The four blogs that I chose to comment on, are:

I) http://seekingjohn1010.wordpress.com

II) http://cewinta.wordpress.com

III) http://retireediary.wordpress.com

IV) http://tastetalks.com

Further on today’s assignment, the reason I chose Tastetalks is because of my own ‘unique’ experience.  Both of us have travelled to Man Zhouli, in Inner Mongolia, and in the same year, although not at the same time.

We both had different, yet similar experiences.  Man Zhouli is a remote city, that is not often visited by foreigners, other than the many, many Russians who cross the border for a shopping spree.

One of the many shopping malls
One of the many shopping malls

When I happened to be there, it was the festive season, and everyone was doing their Christmas shopping.  Everyone being the Russian tourists, of course. The shops, hotels and restaurants were filled with people, all speaking Russian.  Even the local Chinese inhabitants were speaking Russian rather than the familiar Mandarin which you’ll hear in most parts of China.

The city of Man Zhouli, or ‘Little Russia’, as I refer to it, is divided into two sections.  Near the border crossing, are buildings in  Russian architecture, and there are cars aggressively rushing around, with Russian license plates on them. They do not adhere to the speed limit, or the typical traffic rules, so one needs to be weary of them.

Heavily loaded Russian vehicle heading for the border crossing
Heavily loaded Russian vehicle heading for the border crossing

The city is very modern, with plenty of free (yes, FREE) parking spaces, which are almost all occupied.  Although it was -30C during the day, and snowing, there were still plenty of people out on the streets, shopping, and going to restaurants.

We decided to stay at a Russian-friendly hotel, for the experience, and I was so excited that they had underfloor heating.  It was sooo toasty! I really didn’t want to leave the room, but we bundled up, in almost all our winter clothing, (which for me, still wasn’t enough), and ventured out onto the icy, slippery pavements, looking for food.  We followed the crowds, since we really weren’t sure where to eat. They led us into a basement, where there was a huge dining area, and vendors selling all different types of Chinese cuisine.  We ate, then followed more crowds, upstairs, into a big shopping mall.  Everywhere we went, I was greeted in Russian.
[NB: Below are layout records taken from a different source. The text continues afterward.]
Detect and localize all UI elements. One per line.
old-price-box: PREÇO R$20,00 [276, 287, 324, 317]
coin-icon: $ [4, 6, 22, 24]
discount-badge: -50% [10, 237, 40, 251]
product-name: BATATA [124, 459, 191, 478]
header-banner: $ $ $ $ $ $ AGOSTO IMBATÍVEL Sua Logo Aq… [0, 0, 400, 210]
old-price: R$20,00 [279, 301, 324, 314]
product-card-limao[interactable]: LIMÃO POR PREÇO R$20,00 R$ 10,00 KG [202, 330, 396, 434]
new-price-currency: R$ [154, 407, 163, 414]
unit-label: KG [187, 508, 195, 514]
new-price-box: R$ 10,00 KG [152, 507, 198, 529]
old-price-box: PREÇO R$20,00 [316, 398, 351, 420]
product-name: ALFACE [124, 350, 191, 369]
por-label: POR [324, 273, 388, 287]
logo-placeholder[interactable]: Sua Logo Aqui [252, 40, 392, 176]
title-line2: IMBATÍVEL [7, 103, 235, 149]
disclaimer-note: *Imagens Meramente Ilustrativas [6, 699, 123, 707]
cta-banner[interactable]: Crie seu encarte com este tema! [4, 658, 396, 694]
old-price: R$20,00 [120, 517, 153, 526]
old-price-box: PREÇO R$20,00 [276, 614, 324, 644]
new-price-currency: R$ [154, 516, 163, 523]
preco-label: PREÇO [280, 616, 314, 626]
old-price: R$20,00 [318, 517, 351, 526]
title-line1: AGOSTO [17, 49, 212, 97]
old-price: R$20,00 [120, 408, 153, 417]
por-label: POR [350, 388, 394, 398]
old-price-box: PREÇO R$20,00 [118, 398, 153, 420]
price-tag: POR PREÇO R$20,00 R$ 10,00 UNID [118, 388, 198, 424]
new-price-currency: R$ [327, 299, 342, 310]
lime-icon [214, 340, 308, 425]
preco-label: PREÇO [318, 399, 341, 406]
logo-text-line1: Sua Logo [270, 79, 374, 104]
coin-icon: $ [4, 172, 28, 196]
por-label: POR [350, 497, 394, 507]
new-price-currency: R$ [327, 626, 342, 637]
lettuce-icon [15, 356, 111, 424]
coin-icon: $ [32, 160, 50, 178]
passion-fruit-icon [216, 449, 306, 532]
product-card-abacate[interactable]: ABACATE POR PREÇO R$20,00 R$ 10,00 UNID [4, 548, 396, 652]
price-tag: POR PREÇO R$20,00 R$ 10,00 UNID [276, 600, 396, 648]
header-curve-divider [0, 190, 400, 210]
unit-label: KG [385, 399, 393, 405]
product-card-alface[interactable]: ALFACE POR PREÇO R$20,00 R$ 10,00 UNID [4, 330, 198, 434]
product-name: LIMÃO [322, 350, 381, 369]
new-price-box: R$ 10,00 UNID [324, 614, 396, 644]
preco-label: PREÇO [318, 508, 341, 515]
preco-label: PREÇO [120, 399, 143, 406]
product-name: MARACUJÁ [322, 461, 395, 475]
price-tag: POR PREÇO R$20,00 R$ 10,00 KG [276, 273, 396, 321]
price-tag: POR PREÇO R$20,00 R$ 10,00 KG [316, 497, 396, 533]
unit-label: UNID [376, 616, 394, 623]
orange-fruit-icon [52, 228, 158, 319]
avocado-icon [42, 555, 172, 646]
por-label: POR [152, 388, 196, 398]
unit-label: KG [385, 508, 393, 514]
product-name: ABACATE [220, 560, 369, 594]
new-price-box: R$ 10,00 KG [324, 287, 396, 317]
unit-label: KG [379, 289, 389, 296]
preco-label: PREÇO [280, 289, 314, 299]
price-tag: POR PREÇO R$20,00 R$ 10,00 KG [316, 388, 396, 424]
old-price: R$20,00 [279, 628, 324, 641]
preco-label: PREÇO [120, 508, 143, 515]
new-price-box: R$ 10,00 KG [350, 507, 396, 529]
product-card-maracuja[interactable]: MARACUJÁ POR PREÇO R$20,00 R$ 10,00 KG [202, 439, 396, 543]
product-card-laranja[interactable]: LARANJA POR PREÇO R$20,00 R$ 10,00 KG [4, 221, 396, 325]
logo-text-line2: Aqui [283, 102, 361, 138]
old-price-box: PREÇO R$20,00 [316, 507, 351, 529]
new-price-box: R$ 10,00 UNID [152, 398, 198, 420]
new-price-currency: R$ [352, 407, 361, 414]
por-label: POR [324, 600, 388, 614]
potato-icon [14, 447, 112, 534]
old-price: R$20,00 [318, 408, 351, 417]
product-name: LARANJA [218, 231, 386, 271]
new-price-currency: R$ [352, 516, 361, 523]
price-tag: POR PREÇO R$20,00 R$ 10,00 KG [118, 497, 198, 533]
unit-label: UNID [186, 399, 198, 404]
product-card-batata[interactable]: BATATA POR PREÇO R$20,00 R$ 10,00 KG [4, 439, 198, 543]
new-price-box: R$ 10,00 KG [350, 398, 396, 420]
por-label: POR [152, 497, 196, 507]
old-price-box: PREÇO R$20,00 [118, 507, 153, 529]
That evening, I asked the receptionist at the hotel we were staying at where to find Russian restaurants to eat, since we didn’t want to have to hunt for one, in the bitter cold.  She looked at me very confused, and then, when she realised that I was speaking Mandarin to her, and not Russian, she had a ‘light-bulb’ moment, and replied to me in Mandarin.  It was so funny!  She naturally presumed that I was Russian.
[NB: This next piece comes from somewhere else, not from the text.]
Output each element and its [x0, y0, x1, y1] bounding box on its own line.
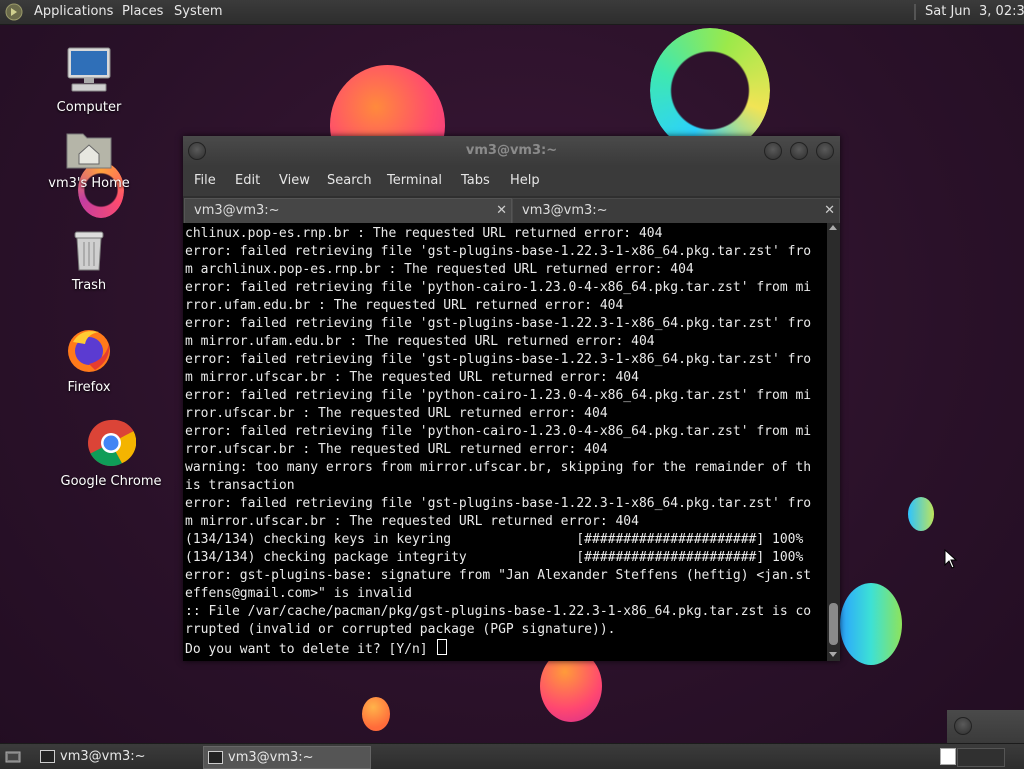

We walked down the street, as directed by the receptionist, to the many restaurants, with brightly lit Russian Cyrillic letters on them, and no Chinese characters. We felt lost.

We ate a strange combination of Asian and Russian food at a restaurant nearby.  We decided to give that particular one a try, since there were Russians eating there, which meant that it couldn’t have been too bad.  The menu was also all in Russian, so we had to call the owner over to ask her for prices and recommendations.

After a very warm night’s sleep, we left Man Zhouli early the next morning, driving out through the old section, which is where all the locals live.  It is literally like day and night.  The ‘Russian’ section is all sparkly and ornate, with new high-rises, and the Chinese section is just – well, nondescript.  We saw a few people braving the cold, going about their business, as usual, and nothing really to see.

Although it is one of the coldest places I have ever been to, it was certainly a memorable experience, and I’d recommend it to other travellers.

I had thought that I was the only crazy person to have travelled to Man Zhouli in the winter, not for shopping, but as a traveller, and then was excited to discover that Tastetalks had also been there.